What we have learned since the budget announcements – the Aecom study etc.
- The Expressway – timetable now clearer, corridor B chosen, whether North or South Oxford – specific route consultation on options next year.
- East-West Rail, consultation on route options for central section (Bedford to Cambridge) early next year, will this be integrated with consideration of potential new Settlement locations in the assessment/SEA. CBA – of course not that would be far too much like good practice or common sense to be considered.
- Oxfordshire- launch of JSP process in January.
- South Oxfordshire – now about to agree local plan (last in Oxon – which includes GB sites around Oxford). That deals with growth to 2035 ius – now that is ‘agreed’ JSP can begin to look at longer term options.
- The 1 million chancellors target is out of date – as then the arc didn’t include South Bucks or North Northants – both are now in. The Budget documents didn’t mention a housing target.
- There are submissions to the Garden Communities proposal – but they are small. Nationally only add up to half a million, average 5,000 each. No sign of the large settlements of 50,000+ favoured by Homes England, no way forward suggested of how these will come about other than through JSPs.
- Cambridgeshire is stalling. Crazy combined authority events are slowing everything as the post 2035 JSP wont conclude until the infrastructure plan till 2035 is agreed, and James Palmer v Cambridge/South Cambs has become a soap opera. He ran against a busway, is now in favour of a busway with tunnels (no budget for tunnels and sacked the finance director for saying that) and complains against Greater Cambridge Partnership for saying that as he is now backing a busway lets build a busway to Cambourne. yes its that petty and silly. The leader in the Arc is now the laggard.

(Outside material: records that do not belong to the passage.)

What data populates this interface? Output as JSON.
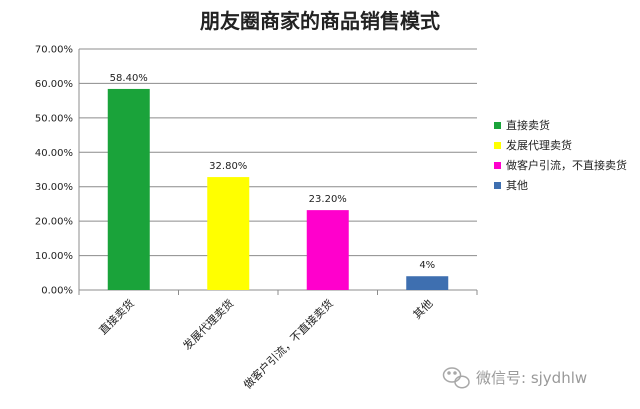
{
  "chart_data": {
    "type": "bar",
    "title": "朋友圈商家的商品销售模式",
    "xlabel": "",
    "ylabel": "",
    "categories": [
      "直接卖货",
      "发展代理卖货",
      "做客户引流，不直接卖货",
      "其他"
    ],
    "values": [
      58.4,
      32.8,
      23.2,
      4
    ],
    "data_labels": [
      "58.40%",
      "32.80%",
      "23.20%",
      "4%"
    ],
    "colors": [
      "#1aa33a",
      "#ffff00",
      "#ff00cc",
      "#3e6fb0"
    ],
    "ylim": [
      0,
      70
    ],
    "yticks": [
      0,
      10,
      20,
      30,
      40,
      50,
      60,
      70
    ],
    "ytick_labels": [
      "0.00%",
      "10.00%",
      "20.00%",
      "30.00%",
      "40.00%",
      "50.00%",
      "60.00%",
      "70.00%"
    ],
    "grid": true,
    "legend_position": "right",
    "legend": [
      "直接卖货",
      "发展代理卖货",
      "做客户引流，不直接卖货",
      "其他"
    ]
  },
  "watermark": {
    "text": "微信号: sjydhlw",
    "icon": "wechat-icon"
  }
}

- Northamptonshire – broke – going to two unitaries. So nothing happening strategic wise, consumes everything
- Bucks – going to one Unitary – which makes it interesting as any plan will now have to consider the 15,000 overspill from Slough and the Western edge of Heathrow
- Milton Keynes – announcement on expansion to 400k delayed after intervention from local mps. They seem to have an ambition to grow to 500k also which seems just to be a number plucked from mid air
- Central Beds – got there submission in which if adopted will give them 5 years under the HDT. What incentive do they now have to contribute to teh ARC wider aspirations and SOAN – none. Good example of lack of joined up government thinking.
- Heart of England – the real driver and leagues above any similar partnership in England.
So lets sum this up, joint planning by sector is none existent or now dysfunctional everywhere in the Arc except Oxfordshire – who would have predicted that two years ago when peace breaking out in Oxfordshire would have been as likely as an Iran-Saudi Arabia friendship agreement. Four key roadblocks now to progress:
- Strategic Infrastructure corridors disjointed from strategic planning
- Local Government is unstable – unstable local government cannot plan
- Combined Authority – introduction was a big step backwards disrupting joint working in South Cambridgeshire that was at last working well.
- No real incentive for anyone to put forward large new Garden Communities to meet larger than local need.